我将使用权重固定为1的numpy来说明错误和正确的行为，以便更好地理解差异。我们将看一个简单的8通道输入，有两组

input = np.arange(8)
# => [0, 1, 2, 3, 4, 5, 6, 7]
# the result of applying a depthwise convolution with a channel multiplier of 2 and weights fixed at 1
depthwise_output = output.repeat(input, 4)
# => [0, 0, 0, 0, 1, 1, 1, 1, 2, 2, ..., 6, 6, 7, 7, 7, 7]

不正确的转换：

x = depthwise_output.reshape((8, 4))
# => [[0, 0, 0, 0],
#     [1, 1, 1, 1],
#     [2, 2, 2, 2],
#     [3, 3, 3, 3],
#     [4, 4, 4, 4],
#     [5, 5, 5, 5],
#     [6, 6, 6, 6],
#     [7, 7, 7, 7]]
x = x.sum(axis=1)
# => [ 0,  4,  8, 12, 16, 20, 24, 28]

x = depthwise_output.reshape((2, 4, 4))
# => [[[0, 0, 0, 0],
#      [1, 1, 1, 1],
#      [2, 2, 2, 2],
#      [3, 3, 3, 3]],
# 
#     [[4, 4, 4, 4],
#      [5, 5, 5, 5],
#      [6, 6, 6, 6],
#      [7, 7, 7, 7]]]
x = x.sum(axis=1)
# => [[ 6,  6,  6,  6],
#     [22, 22, 22, 22]])
x = x.reshape((8,))
# => [ 6,  6,  6,  6, 22, 22, 22, 22]

正确转换：

x = depthwise_output.reshape((8, 4))
# => [[0, 0, 0, 0],
#     [1, 1, 1, 1],
#     [2, 2, 2, 2],
#     [3, 3, 3, 3],
#     [4, 4, 4, 4],
#     [5, 5, 5, 5],
#     [6, 6, 6, 6],
#     [7, 7, 7, 7]]
x = x.sum(axis=1)
# => [ 0,  4,  8, 12, 16, 20, 24, 28]

x = depthwise_output.reshape((2, 4, 4))
# => [[[0, 0, 0, 0],
#      [1, 1, 1, 1],
#      [2, 2, 2, 2],
#      [3, 3, 3, 3]],
# 
#     [[4, 4, 4, 4],
#      [5, 5, 5, 5],
#      [6, 6, 6, 6],
#      [7, 7, 7, 7]]]
x = x.sum(axis=1)
# => [[ 6,  6,  6,  6],
#     [22, 22, 22, 22]])
x = x.reshape((8,))
# => [ 6,  6,  6,  6, 22, 22, 22, 22]

下面是我如何实现它的

class LayerCardinalConv(object):
"""Aggregated Residual Transformations for Deep Neural Networks https://arxiv.org/abs/1611.05431"""

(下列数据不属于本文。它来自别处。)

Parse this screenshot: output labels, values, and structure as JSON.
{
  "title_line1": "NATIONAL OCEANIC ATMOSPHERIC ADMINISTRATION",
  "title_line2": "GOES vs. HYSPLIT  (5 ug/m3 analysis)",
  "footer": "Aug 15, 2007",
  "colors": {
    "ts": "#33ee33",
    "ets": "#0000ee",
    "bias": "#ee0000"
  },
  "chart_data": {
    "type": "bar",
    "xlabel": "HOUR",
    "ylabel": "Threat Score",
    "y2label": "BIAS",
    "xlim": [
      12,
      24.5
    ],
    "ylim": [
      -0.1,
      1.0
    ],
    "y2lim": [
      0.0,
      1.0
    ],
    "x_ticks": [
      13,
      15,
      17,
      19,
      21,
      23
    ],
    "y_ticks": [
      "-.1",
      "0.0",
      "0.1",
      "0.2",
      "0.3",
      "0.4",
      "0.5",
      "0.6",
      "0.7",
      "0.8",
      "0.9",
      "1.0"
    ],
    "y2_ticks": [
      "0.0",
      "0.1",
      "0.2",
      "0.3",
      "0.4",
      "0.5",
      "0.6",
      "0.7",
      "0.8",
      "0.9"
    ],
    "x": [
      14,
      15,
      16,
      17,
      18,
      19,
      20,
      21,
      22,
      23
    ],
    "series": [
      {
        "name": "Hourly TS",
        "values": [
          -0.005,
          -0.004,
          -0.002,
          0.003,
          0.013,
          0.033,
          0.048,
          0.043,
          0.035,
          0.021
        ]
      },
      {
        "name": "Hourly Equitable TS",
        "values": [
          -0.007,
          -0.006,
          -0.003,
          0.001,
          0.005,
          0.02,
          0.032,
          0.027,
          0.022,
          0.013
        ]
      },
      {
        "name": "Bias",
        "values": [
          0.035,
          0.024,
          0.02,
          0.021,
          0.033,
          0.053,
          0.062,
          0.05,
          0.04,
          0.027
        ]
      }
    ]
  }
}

def __init__(self, name, w, nin, card, use_bias=True, init='he'):
    self.group = nin // card
    with tf.name_scope(name):
        self.conv = tf.Variable(weight_init(nin, self.group, [*w, nin, self.group], init), name='conv')
        self.bias = tf.Variable(tf.zeros([nin]), name='bias') if use_bias else 0

def __call__(self, vin, train):
    s = tf.shape(vin)
    vout = tf.nn.depthwise_conv2d(vin, self.conv, strides=[1] * 4, padding='SAME')
    vout = tf.reshape(vout, [s[0], s[1], s[2], self.group, s[3]])
    vout = tf.reduce_sum(vout, 3)
    return vout + self.bias

注:

例如，w是内核形状（3，3）
输入通道数
基数或组数

希望有帮助。

我意识到这并不是stackoverflow的最佳问题，但tensorflow不鼓励在他们的github问题跟踪器上提出使用问题。我相信这是正确的推理，但如果我错了，请纠正我。